When it gets to be a regular occurrence is when there is a problem and it is time to pack up and move on.

(1) If this is a regular problem, please don't look for work there. They have some major staffing issues going on. Staffing issues come up from time to time everywhere. Once in a while, a night shift person might get asked to stay over for an hour or two. However, the nurse manager was irresponsible and put the facility at potential liability to suggest dividing the patients up to students and asking your instructor to take responsibility for 5 or 6 patients. I have never heard of this happening! I would have called the nursing office and gotten other facility nurses involved first! This must be a very inexperienced manager, a sign of poor administrative decision-making going on. That is a problem that runs deeper than a staffing problem. There are most likely bigger problems elsewhere including mismanagement of all kinds of stuff.

(3) The NM/HS were probably on the phones trying to find help which is part of the reason they never got to the floor. Or, they, too, are part of those bigger management problems. I was stuck in one management job where I was doing my management job and working 3-11 as staff almost every day because we were so short staffed. By the end of the week I was dead.
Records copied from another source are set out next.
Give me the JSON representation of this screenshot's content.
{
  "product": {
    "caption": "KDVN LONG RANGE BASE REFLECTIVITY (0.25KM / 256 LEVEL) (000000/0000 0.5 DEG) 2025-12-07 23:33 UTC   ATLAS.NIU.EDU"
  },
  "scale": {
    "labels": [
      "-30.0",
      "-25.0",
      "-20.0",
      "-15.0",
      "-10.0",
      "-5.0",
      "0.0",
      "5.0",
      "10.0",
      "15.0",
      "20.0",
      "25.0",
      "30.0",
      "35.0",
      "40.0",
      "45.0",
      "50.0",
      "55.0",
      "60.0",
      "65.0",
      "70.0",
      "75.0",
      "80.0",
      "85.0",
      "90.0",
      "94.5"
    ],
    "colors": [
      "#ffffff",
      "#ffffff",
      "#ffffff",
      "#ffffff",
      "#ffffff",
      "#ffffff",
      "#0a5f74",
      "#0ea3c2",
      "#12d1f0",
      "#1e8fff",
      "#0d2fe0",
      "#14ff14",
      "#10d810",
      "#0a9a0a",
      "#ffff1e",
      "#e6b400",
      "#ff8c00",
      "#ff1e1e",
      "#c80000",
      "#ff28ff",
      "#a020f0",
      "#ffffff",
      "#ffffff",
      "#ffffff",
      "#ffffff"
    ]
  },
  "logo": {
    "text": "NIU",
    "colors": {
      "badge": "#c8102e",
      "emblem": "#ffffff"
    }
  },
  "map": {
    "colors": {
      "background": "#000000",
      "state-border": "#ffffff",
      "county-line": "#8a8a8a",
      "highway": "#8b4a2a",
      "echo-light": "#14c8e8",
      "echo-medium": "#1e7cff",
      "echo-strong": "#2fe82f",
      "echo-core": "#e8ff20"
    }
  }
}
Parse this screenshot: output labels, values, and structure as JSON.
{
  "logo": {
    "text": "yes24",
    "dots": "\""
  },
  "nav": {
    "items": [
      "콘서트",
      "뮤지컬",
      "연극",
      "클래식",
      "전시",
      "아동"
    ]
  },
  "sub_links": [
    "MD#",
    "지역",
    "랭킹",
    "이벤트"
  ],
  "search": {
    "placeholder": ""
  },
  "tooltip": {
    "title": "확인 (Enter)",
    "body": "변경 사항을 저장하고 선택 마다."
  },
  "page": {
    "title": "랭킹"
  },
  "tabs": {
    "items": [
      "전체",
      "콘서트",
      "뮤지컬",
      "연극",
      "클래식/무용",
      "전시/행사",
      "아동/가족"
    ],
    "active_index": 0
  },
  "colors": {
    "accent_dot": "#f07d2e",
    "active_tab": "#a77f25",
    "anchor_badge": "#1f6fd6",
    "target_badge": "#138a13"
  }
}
(2) I worked in a hospital very early in my career where all the nurses who worked in the ICU and CCU units decided to call off in a massive display to protest their continued complaints of the unsafe staffing of those units. The result was the hospital was forced to call in the nursing managers to staff all the units, PRN nurses and forced to use temporary staff, something they had never done before. The ICU and CCU nurses all eventually quit. For the next 2 months the ICU and CCU were staffed with temporary staff only. That was when traveling nurse agencies first started. Those first nurses cleaned up and made a fortune at this hospital, but eventually the hospital changed their staffing rules and hired new nurses at better working conditions for the hospital. They got away with the poor staffing levels for as long as they did because the hospital was in a rural area and there was no competition for jobs. Now, with the California Staffing ratio law, they can't do that anymore.

Specializes in Medical Surgical.

The instructor should have pulled those students right off the floor and gone to education. What terrible publicity for the hospital! I doubt that any of those students will be overly eager to ever become nurses on that zone.